What are Chinese students pleading guilty in US courts for?
US law enforcement authorities say there is a growing fraud perpetuated highly organized rings of college-admission-exams imposters in the US. Source: Shutterstock

Their crime? Using impostors to gain admission into US universities.

The latest to plead guilty to this is Pennsylvania State University student Leyi Huang, Reuters reported. She pleaded guilty to charges of defrauding the United States, court records show.

Huang had failed to achieve the minimum score to attend Penn State and had resorted to paying a test taker to take the TOEFL, the English-language exam used to assess foreign applicants. Her broker had instructed her to mail her Chinese passport to a Massachusetts address.

Her passport was then used by one Yue Wang, a Chinese student at Hult International Business School in Cambridge, to sit the TOEFL on Huang’s and at least two other female Chinese applicants’ behalf, prosecutors said.

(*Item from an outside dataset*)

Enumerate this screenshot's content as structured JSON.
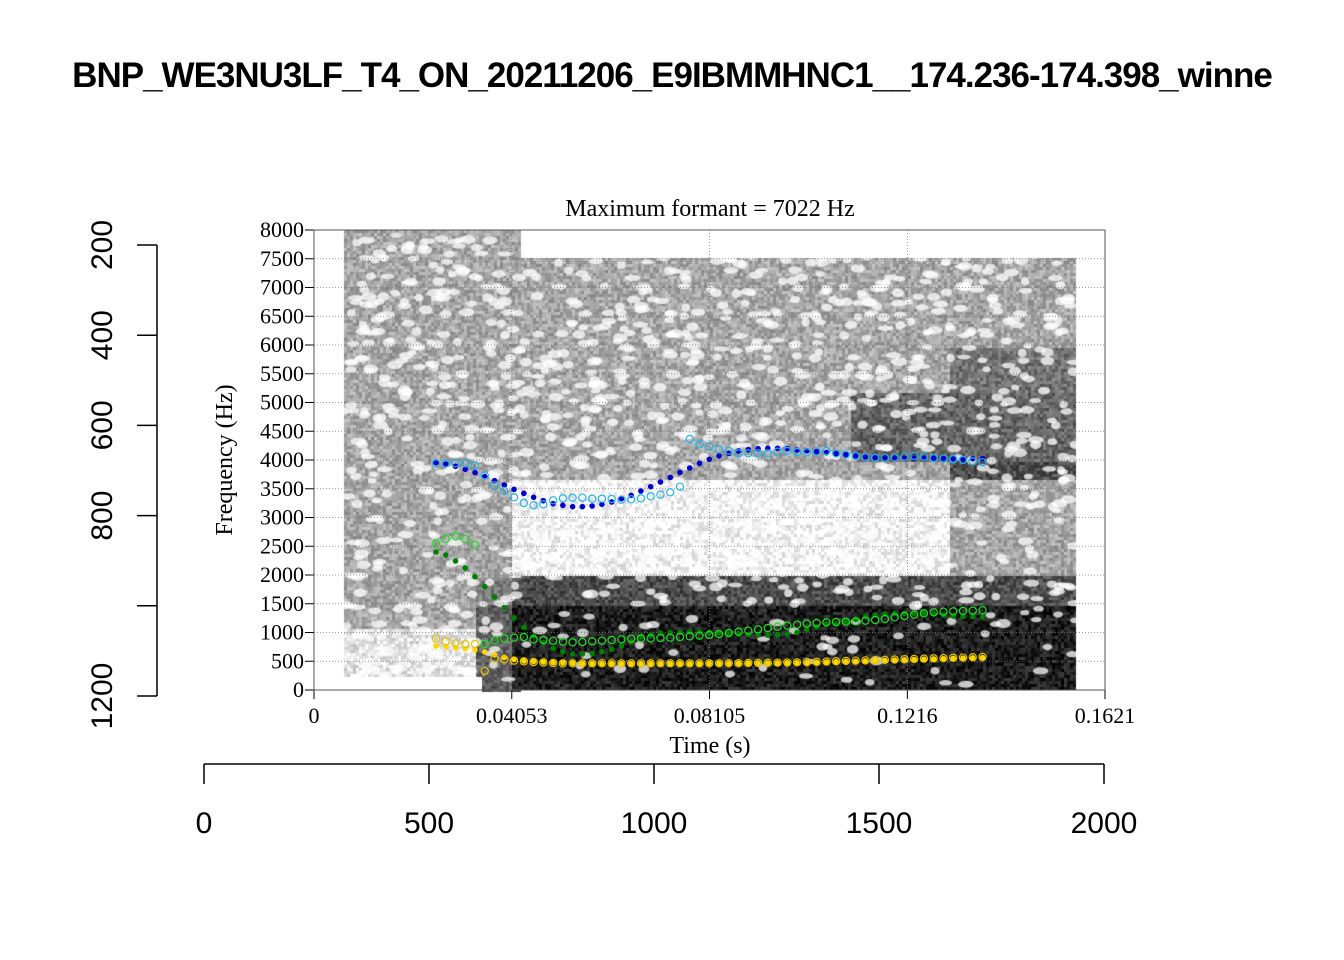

This, in effect, is an act of fraud against the United States as it impeded the US Department of Homeland Security in its administration of a programme that sets standards for an international student to obtain a visa. Both Wang, Huang and two other women were arrested last May.

At the Boston court, Huang faced five years in prison, but US District Judge Dennis Saylor sentenced the 21-year-old to time served after she agreed to be deported, according to court papers.

Huang’s case is just part of growing fraud perpetuated highly organized rings of college-admission-exams imposters in the US according to American law enforcement authorities. The Atlantic explained how these sophisticated scams work: “In these schemes, brokers in China are using computer-enhanced photography to create nearly undetectable fake passports for schemes that allow imposters to take a range of tests—including the SAT, the GRE, and the TOEFL for students across the globe.

Terry Crawford, the co-founder of Initial View, a video interviewing service to help colleges vet international candidates said: “Hiring test-taking proxies has been a widespread practice in China for a long time”.

“With so many Chinese students wanting to study in the US, it’s natural that these fraudulent practices are spreading here, where security is comparatively low.”

In January, another Chinese student at Lehigh Carbon Community College in Pennsylvania, pleaded guilty in federal court in Boston to charges of using a fake passport and bogus visa to take the Graduate Record Exam (GRE), Reuters reported.

The rise of the ‘shadow scholars’. Source: Bulkan Evcimen on Unsplash

Chinese students’ use of dubious sources to enter and maintain grades have long been a thorny issue with US universities, which are increasingly reliant on the higher fees they pay as international students to offset cuts to their funds.

As their numbers studying in the US continue to rise- they are the largest group of international students in the US – companies offering to complete assignments and tests on behalf of students have multiplied too. An explosive report by the Chronicle of Higher Education in 2010 included the confession of an anonymous author to having written more than 5000 pages of scholarly work per year on behalf of university students.